IV.

«Benissimo! - pensava il buon Polla. - Il pazzo sono io che non voglio affliggerlo; che ho vergogna delle nostre colpe sociali; che non lo condurrò mai per gli ospedali e per le carceri!»

Pietoso dell'amico e di sè stesso, a ricordarsi che l'amico doveva avere avuta una terribile sventura e che ora sapeva quante pietre componevano il gruzzolo, non lo conduceva nemmeno ai teatri ove si rappresentavano o i drammi di Ibsen o melodrammi così patetici da far ammattire i savi.

- Al teatro quando ci andiamo? - Edon chiedeva.

E Polla:

- Io non sono robusto come voi. Giriamo troppo il giorno, e mi vien sonno presto.

Era assonnato e stanco all'avemaria. Pure egli promise che se dessero l'Albergo del libero scambio, ve lo accompagnerebbe.

Or mentre il terzo giorno di quella vita fraterna vagavano per le strade udirono avanzare una sinfonia lemme lemme e videro crescere, in distanza, la folla. Polla subito cercò trar via seco l'eldoradese. Ma questi, al contrario, desiderava sapere che cosa ci fosse da vedere.

- No....; andiamo! Non è uno spettacolo per voi.

- Che è? che è?

Rispose un signore molto gentile:

- Un trasporto....

- Un trasporto? - fece Edon, resistendo all'amico che lo tirava per la giacca.

- Sì. Portano un brav'uomo all'ultima dimora. Andiamo!

Ma fu peggio di prima.

- All'ultima dimora?...

Arrabbiandosi. Polla esclamò:

- Al cimitero: non capite?

E il signore:

- È un patriotta che una polmonite ha ucciso in tre giorni.

E Polla, con ira già sarcastica:

- Non usano le polmoniti da voi?

Veramente Edon non aveva notizia di tali malanni. Anzi, alla richiesta se in Eldorado si godesse buona salute, rispose:

- Ottima.
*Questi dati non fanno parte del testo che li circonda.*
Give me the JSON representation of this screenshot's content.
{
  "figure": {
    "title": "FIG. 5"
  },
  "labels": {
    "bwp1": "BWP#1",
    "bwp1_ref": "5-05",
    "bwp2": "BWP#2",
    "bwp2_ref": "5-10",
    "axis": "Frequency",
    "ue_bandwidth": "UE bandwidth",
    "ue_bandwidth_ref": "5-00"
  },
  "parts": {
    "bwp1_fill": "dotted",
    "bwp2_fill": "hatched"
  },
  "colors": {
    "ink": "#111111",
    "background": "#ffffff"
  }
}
Abbiamo, oltre l'igiene, un'acqua pura come l'aria. Poi ai piedi del nostro monte il clima è caldo; a mezza costa, è primavera continua, e freddo in alto; cosicchè a guarire le nostre piccole e rare indisposizioni e a trovar la stagione conveniente per ogni organismo, ci basta mutare residenza e volare di qua o di là.
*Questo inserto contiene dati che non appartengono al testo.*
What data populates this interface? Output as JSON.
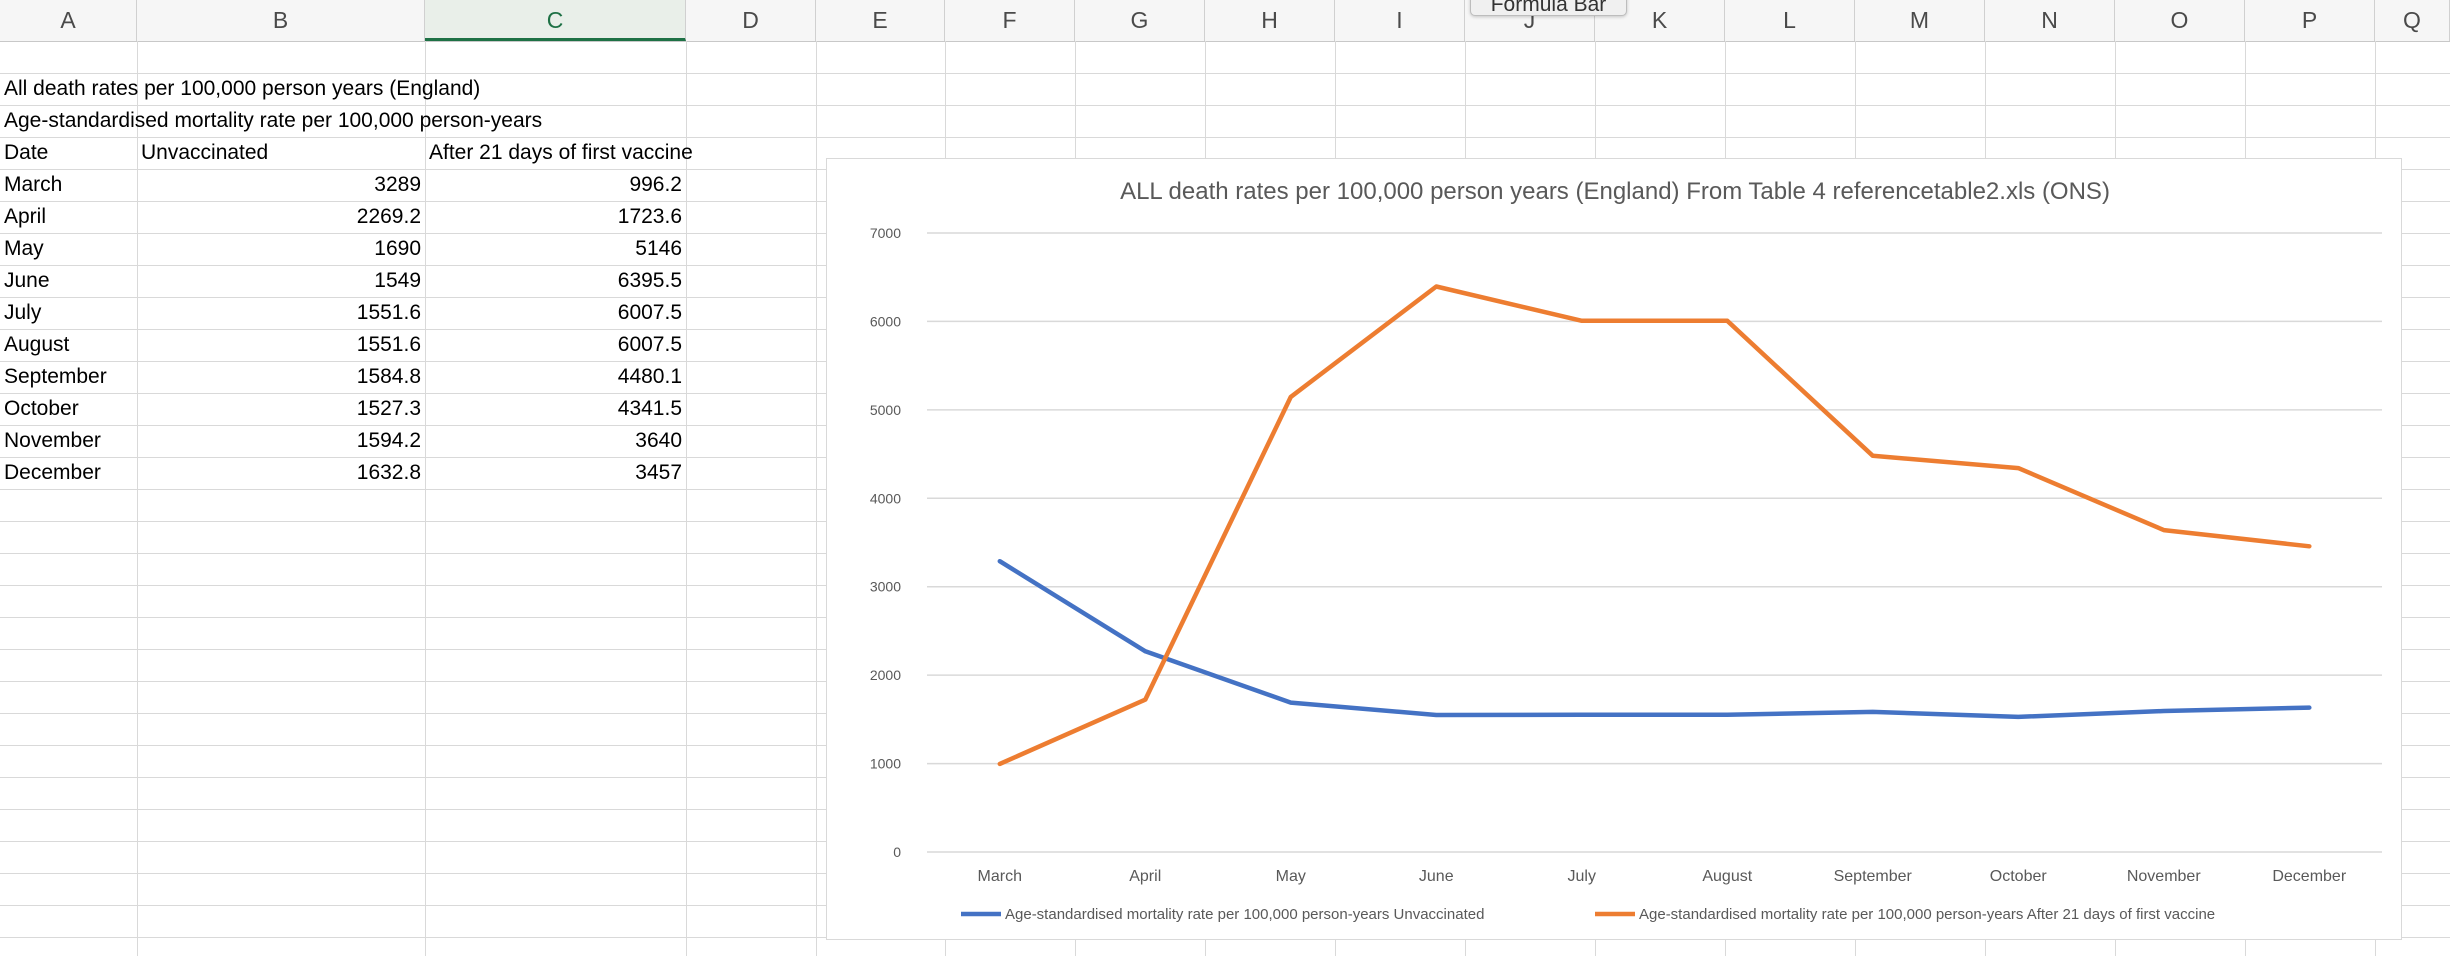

- Se crederete che da noi le malattie sono molte e gravi - amaramente osservò allora Polla - , se crederete che da noi si muore anche a venti anni, ammetterete che per questo almeno si sta meglio in Eldorado che in Europa.

Ma Edon non si diè vinto.

Disse:

- Mi ricordo che il mio bisnonno viaggiando all'estero una volta s'ammalò, e soleva dire che il maggior piacere della vita si prova nella convalescenza. Ecco un piacere che noi non gustiamo mai. E poi non pensate all'afflizione della scienza che in Eldorado troppo di rado può vantarsi di salvare un uomo?

Il funebre convoglio frattanto si avvicinava: quattro cavalli bardati in nero e coi pennacchi; il cocchiere nero e rigido; fiori su la carrozza e ai lati; e quei signori che reggevano i cordoni con il viso impresso dell'onore meritato; e la turba dietro, fra cui ogni persona pareva compiacersi d'essere vista. Poichè la musica sonava così adagio e tutti camminavano così piano. Edon aveva ragione di credere che tutti amassero di essere visti e di vedere; in particolar modo le signore e le ragazze, delle quali più d'una rispondeva con un sorriso a più d'un sorriso.
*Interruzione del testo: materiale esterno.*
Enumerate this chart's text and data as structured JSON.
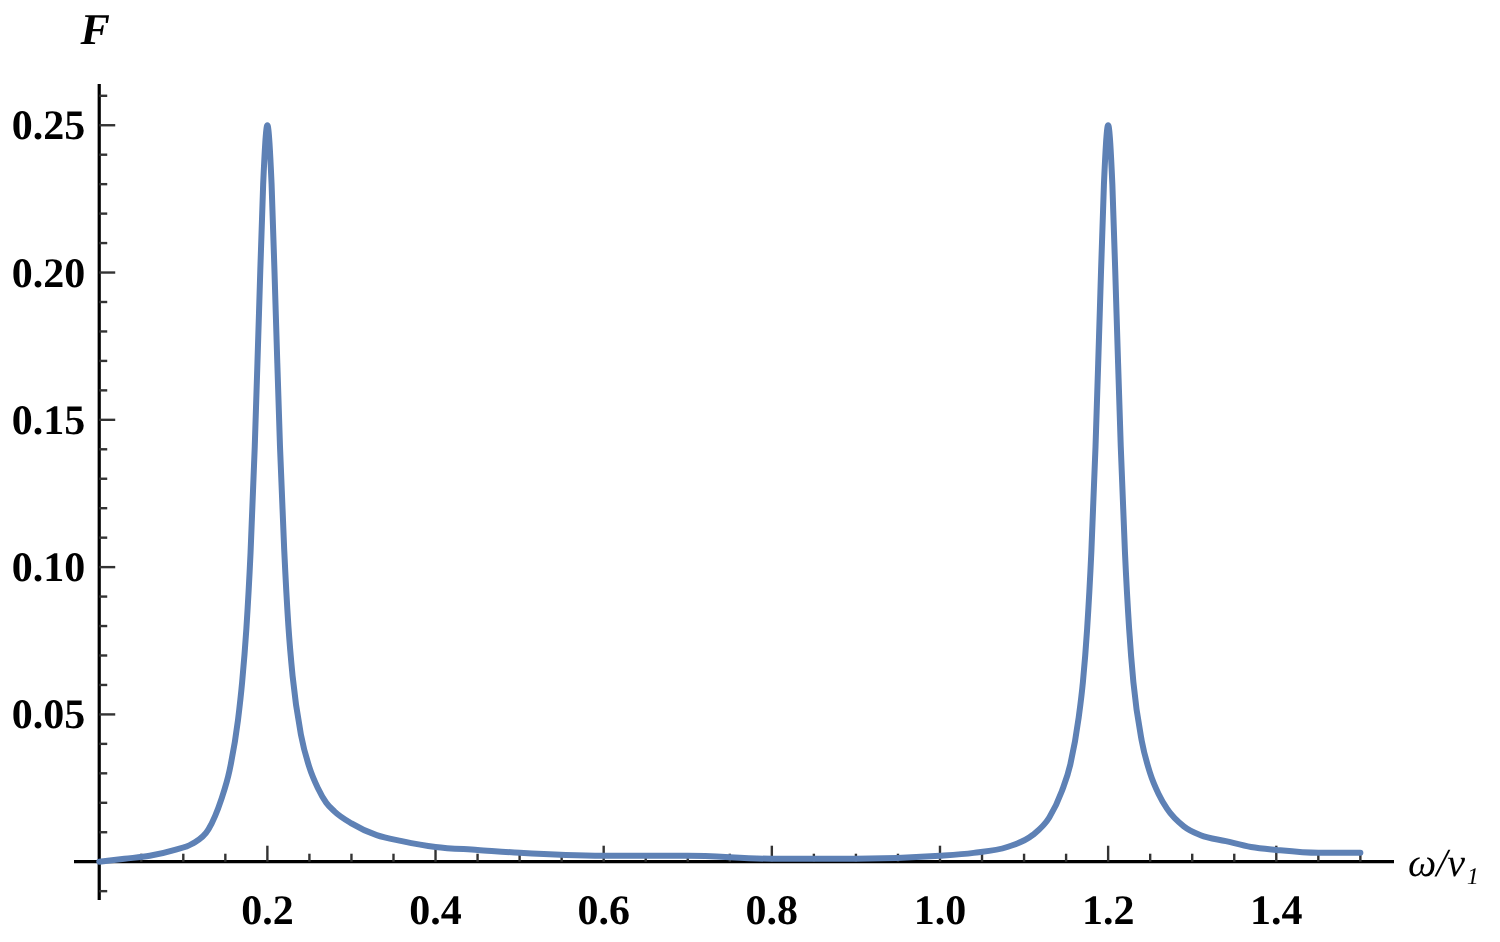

Edon, pertanto, allegro e festoso entrò nel corteo, dicendo a Polla che pur troppo al suo paese la morte non meritava alcuna pompa: vi appariva un fenomeno molto semplice: una materiale trasformazione. Da tempo immemorabile gli scienziati vi avevano scoperto il modo di decomporre elettricamente i corpi morti e di restituire le cellule alla natura affinchè le usasse in nuovi uffici. Per la qual fede scientifica non era rimasta in loro alcuna traccia di una esistenza spirituale al di là di quella decomposizione; nè temevano la morte come trapasso a castighi, nè la desideravano come viaggio a miglior vita. Per essi non c'era «ultima dimora». Per essi inutili e ridicole sarebbero state la musica e le lagrime. Imaginarsi poi i discorsi!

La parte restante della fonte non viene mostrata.